Interview mit Herrn Hartung und Dr. Schulten

Herr Hartung,Sie haben in den vergangenen 15 Jahren die MVV Energie geführt.Was hat Sie 1999 dazu bewogen, die MVV Energie als erstes und bisher einziges kommunales und regionales Energieversorgungsunternehmen an die Börse zu bringen?


Hartung: Die Rahmenbedingungen in unserer Branche und damit für unser Unternehmen haben sich seit 1998 durch die Liberalisierung der Strom- und Gasmärkte fundamental verändert. Wir erkannten den Wettbewerb auf den Energiemärkten von Beginn an als große Herausforderung, aber auch als Chance. Um in diesem Wettbewerb zu bestehen, haben wir uns für eine Strategie des Wachstums entschieden. Das dafür erforderliche Eigenkapital haben wir uns nach sorgfältiger Abwägung aller Optionen durch den Börsengang beschafft - eine damals durchaus mutige Entscheidung. Aus heutiger Sicht können wir anhand der Entwicklung unserer Unternehmenskennzahlen feststellen, dass unsere Entscheidung gut und richtig war. Ohne den Börsengang wäre der erfolgreiche Wachstumskurs der letzten Jahre eindeutig nicht möglich gewesen.

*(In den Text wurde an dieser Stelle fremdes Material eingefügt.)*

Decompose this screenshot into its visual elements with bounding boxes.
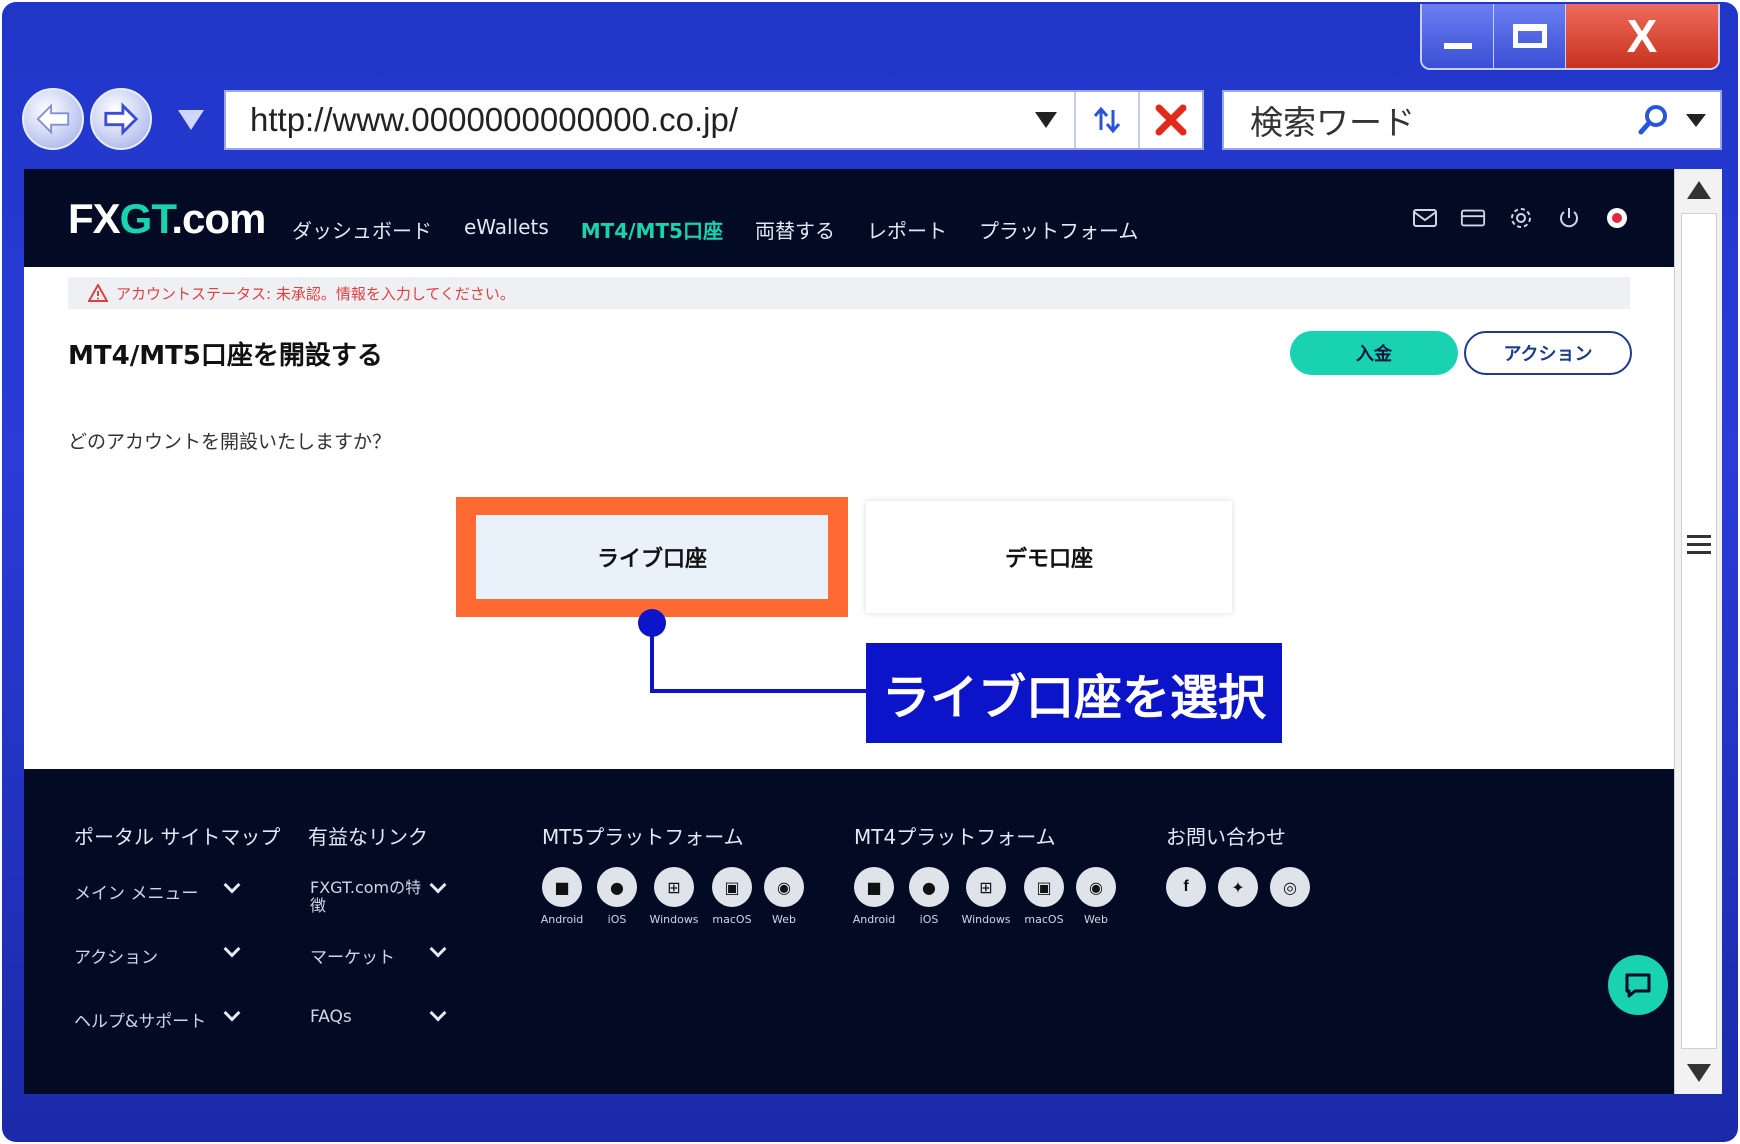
callout-dot (638, 609, 666, 637)
menu-exchange[interactable]: 両替する (755, 215, 835, 244)
scroll-thumb[interactable] (1681, 213, 1717, 1049)
footer-sitemap-title: ポータル サイトマップ (74, 825, 281, 849)
alert-text: アカウントステータス: 未承認。情報を入力してください。 (116, 284, 515, 303)
footer-contact-title: お問い合わせ (1166, 825, 1286, 849)
scroll-grip-icon (1687, 535, 1711, 559)
arrow-left-icon (36, 103, 70, 135)
chevron-down-icon[interactable] (429, 1004, 447, 1022)
footer-mt4-title: MT4プラットフォーム (854, 825, 1056, 849)
windows-icon[interactable]: ⊞ (654, 867, 694, 907)
menu-platform[interactable]: プラットフォーム (979, 215, 1138, 244)
power-icon[interactable] (1556, 205, 1582, 231)
web-label: Web (772, 913, 796, 926)
window-controls: X (1420, 4, 1720, 70)
browser-window: X http://www.0000000000000.co.jp/ 検索ワード (2, 2, 1738, 1142)
footer-mt5-title: MT5プラットフォーム (542, 825, 744, 849)
apple-icon[interactable]: ● (597, 867, 637, 907)
chevron-down-icon[interactable] (223, 940, 241, 958)
menu-mt4-mt5[interactable]: MT4/MT5口座 (581, 215, 723, 244)
macos-icon[interactable]: ▣ (1024, 867, 1064, 907)
footer-links-title: 有益なリンク (308, 825, 428, 849)
page-title: MT4/MT5口座を開設する (68, 341, 383, 371)
footer-features-link[interactable]: FXGT.comの特徴 (310, 879, 428, 915)
menu-dashboard[interactable]: ダッシュボード (292, 215, 432, 244)
maximize-icon (1512, 24, 1547, 48)
url-text[interactable]: http://www.0000000000000.co.jp/ (226, 101, 1018, 139)
page-viewport: FXGT.com ダッシュボード eWallets MT4/MT5口座 両替する… (24, 169, 1674, 1094)
back-button[interactable] (22, 88, 84, 150)
deposit-button[interactable]: 入金 (1290, 331, 1458, 375)
arrow-right-icon (104, 102, 139, 136)
forward-button[interactable] (90, 88, 152, 150)
live-account-option[interactable]: ライブ口座 (476, 515, 828, 599)
search-dropdown-icon[interactable] (1686, 113, 1706, 127)
ticket-icon[interactable] (1460, 205, 1486, 231)
web-label: Web (1084, 913, 1108, 926)
android-icon[interactable]: ■ (542, 867, 582, 907)
callout-label: ライブ口座を選択 (866, 643, 1282, 743)
instagram-icon[interactable]: ◎ (1270, 867, 1310, 907)
scroll-down-icon[interactable] (1687, 1064, 1711, 1082)
maximize-button[interactable] (1494, 4, 1566, 68)
callout-connector-horizontal (650, 689, 890, 693)
menu-ewallets[interactable]: eWallets (464, 215, 549, 244)
macos-icon[interactable]: ▣ (712, 867, 752, 907)
windows-icon[interactable]: ⊞ (966, 867, 1006, 907)
fxgt-logo[interactable]: FXGT.com (68, 195, 266, 243)
apple-icon[interactable]: ● (909, 867, 949, 907)
search-input[interactable]: 検索ワード (1224, 96, 1636, 144)
account-status-alert: アカウントステータス: 未承認。情報を入力してください。 (68, 277, 1630, 309)
footer-help-link[interactable]: ヘルプ&サポート (74, 1007, 206, 1032)
main-menu: ダッシュボード eWallets MT4/MT5口座 両替する レポート プラッ… (292, 215, 1170, 244)
vertical-scrollbar[interactable] (1674, 169, 1722, 1094)
flag-japan-icon[interactable] (1604, 205, 1630, 231)
web-icon[interactable]: ◉ (1076, 867, 1116, 907)
warning-icon (88, 284, 108, 302)
footer-market-link[interactable]: マーケット (310, 943, 395, 968)
demo-account-option[interactable]: デモ口座 (866, 501, 1232, 613)
url-dropdown-button[interactable] (1018, 92, 1074, 148)
refresh-icon (1093, 106, 1121, 134)
android-icon[interactable]: ■ (854, 867, 894, 907)
mail-icon[interactable] (1412, 205, 1438, 231)
header-icons (1412, 205, 1630, 231)
close-icon: X (1626, 10, 1658, 62)
account-type-question: どのアカウントを開設いたしますか？ (68, 431, 392, 453)
chat-bubble-icon (1625, 973, 1651, 998)
search-icon[interactable] (1636, 102, 1672, 138)
history-dropdown-icon[interactable] (178, 110, 204, 130)
web-icon[interactable]: ◉ (764, 867, 804, 907)
chevron-down-icon[interactable] (429, 940, 447, 958)
search-box[interactable]: 検索ワード (1222, 90, 1722, 150)
footer-action-link[interactable]: アクション (74, 943, 158, 968)
stop-x-icon (1155, 104, 1187, 136)
menu-report[interactable]: レポート (867, 215, 947, 244)
minimize-button[interactable] (1422, 4, 1494, 68)
twitter-icon[interactable]: ✦ (1218, 867, 1258, 907)
action-button[interactable]: アクション (1464, 331, 1632, 375)
facebook-icon[interactable]: f (1166, 867, 1206, 907)
chevron-down-icon[interactable] (223, 876, 241, 894)
site-header: FXGT.com ダッシュボード eWallets MT4/MT5口座 両替する… (24, 169, 1674, 267)
site-footer: ポータル サイトマップ メイン メニュー アクション ヘルプ&サポート 有益なリ… (24, 769, 1674, 1094)
stop-button[interactable] (1138, 92, 1202, 148)
refresh-button[interactable] (1074, 92, 1138, 148)
gear-icon[interactable] (1508, 205, 1534, 231)
footer-main-menu-link[interactable]: メイン メニュー (74, 879, 198, 904)
chevron-down-icon[interactable] (429, 876, 447, 894)
chevron-down-icon (1035, 112, 1057, 128)
address-bar[interactable]: http://www.0000000000000.co.jp/ (224, 90, 1204, 150)
close-window-button[interactable]: X (1566, 4, 1718, 68)
footer-faqs-link[interactable]: FAQs (310, 1007, 352, 1027)
chevron-down-icon[interactable] (223, 1004, 241, 1022)
chat-button[interactable] (1608, 955, 1668, 1015)
minimize-icon (1443, 43, 1472, 49)
scroll-up-icon[interactable] (1687, 181, 1711, 199)
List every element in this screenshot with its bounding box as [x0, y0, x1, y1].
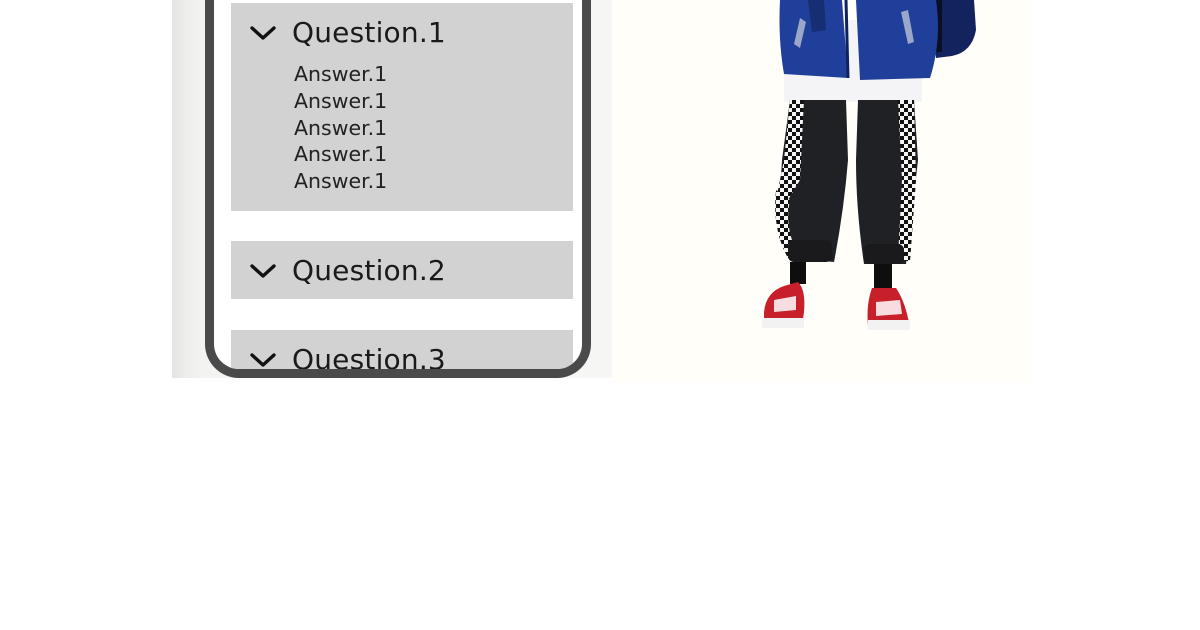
- phone-mockup: Question.1 Answer.1 Answer.1 Answer.1 An…: [205, 0, 591, 378]
- question-label: Question.1: [292, 16, 446, 49]
- canvas: Question.1 Answer.1 Answer.1 Answer.1 An…: [0, 0, 1200, 630]
- answer-text: Answer.1: [294, 62, 388, 86]
- chevron-down-icon[interactable]: [250, 25, 276, 41]
- faq-item-1-header[interactable]: Question.1: [231, 3, 573, 61]
- faq-item-2: Question.2: [231, 241, 573, 299]
- faq-item-3-header[interactable]: Question.3: [231, 330, 573, 376]
- faq-item-3: Question.3: [231, 330, 573, 376]
- question-label: Question.3: [292, 343, 446, 376]
- chevron-down-icon[interactable]: [250, 263, 276, 279]
- answer-text: Answer.1: [294, 142, 388, 167]
- answer-text: Answer.1: [294, 169, 388, 194]
- faq-item-2-header[interactable]: Question.2: [231, 241, 573, 299]
- product-photo: [612, 0, 1030, 382]
- faq-accordion: Question.1 Answer.1 Answer.1 Answer.1 An…: [214, 0, 582, 369]
- question-label: Question.2: [292, 254, 446, 287]
- faq-item-1: Question.1 Answer.1 Answer.1 Answer.1 An…: [231, 3, 573, 211]
- answer-list: Answer.1 Answer.1 Answer.1 Answer.1 Answ…: [294, 61, 387, 195]
- answer-text: Answer.1: [294, 88, 388, 113]
- model-figure-illustration: [762, 0, 976, 330]
- answer-text: Answer.1: [294, 115, 388, 140]
- chevron-down-icon[interactable]: [250, 352, 276, 368]
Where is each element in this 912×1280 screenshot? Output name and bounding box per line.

Seit dem Börsengang ist der Aktienkurs der MVV Energie AG trotz der positiven Ertragsentwicklung nie dauerhaft über den Emissionskurs von 16 Euro hinausgekommen. Haben Sie eine Erklärung dafür?


Hartung: Für die meisten Börsianer waren vor allem die letzten beiden Jahre eine Katastrophe. Unsere Vergleichsindizes SDAX und Prime-Utilities verloren allein im Verlauf der letzten drei Jahre 27% bzw. 22%. Unser Aktienkurs hat sich verglichen dazu gut behauptet. Es gibt nur wenige Aktien, die die Kurseinbrüche der letzten Jahre so stabil überstanden haben wie die unsere.

 

Das Kurspotenzial unserer Aktie ist jedoch durch den gegenwärtig vergleichsweise niedrigen Streubesitz von 12,2% eingeengt. Wenn wir - zu gegebener Zeit - im Zuge eines zweiten Börsengangs die geplante Kapitalerhöhung durchführen, wird auch der Streubesitz ansteigen. Damit werden sich auch Liquidität und Verfügbarkeit unserer Aktie verbessern und sie wird für institutionelle Investoren attraktiver.

 


Herr Dr.Schulten, Sie haben zum 1.Oktober 2003 den Vorstandsvorsitz von Herrn Hartung übernommen. Was hat Sie gereizt, von der Bewag AG in Berlin zur MVV Energie nach Mannheim zu wechseln?


Schulten: Ich verfolge die beeindruckende Entwicklung der MVV Energie schon seit langem mit großem Interesse. Übrigens nicht nur aus beruflichen Gründen, sondern auch aus privaten: Denn ich bin ganz in der Nähe von Mannheim, an der Bergstraße, aufgewachsen.

 

Die MVV Energie ist ein börsennotiertes Unternehmen mit einem soliden Geschäftsmodell und hat sich auf den liberalisierten Energiemärkten gut positioniert. Das zeigt auch die Entwicklung seit dem Börsengang: die MVV Energie hat sich innerhalb weniger Jahre von den klassischen lokal und regional agierenden Mannheimer Stadtwerken zu einem national und international sehr erfolgreichen Energieverteilungs- und Dienstleistungsunternehmen entwickelt. Das spricht für ihre Dynamik, Innovationskraft und Wandlungsfähigkeit. Mich reizt die Herausforderung, die Unternehmensentwicklung der MVV Energie weiter voranzutreiben.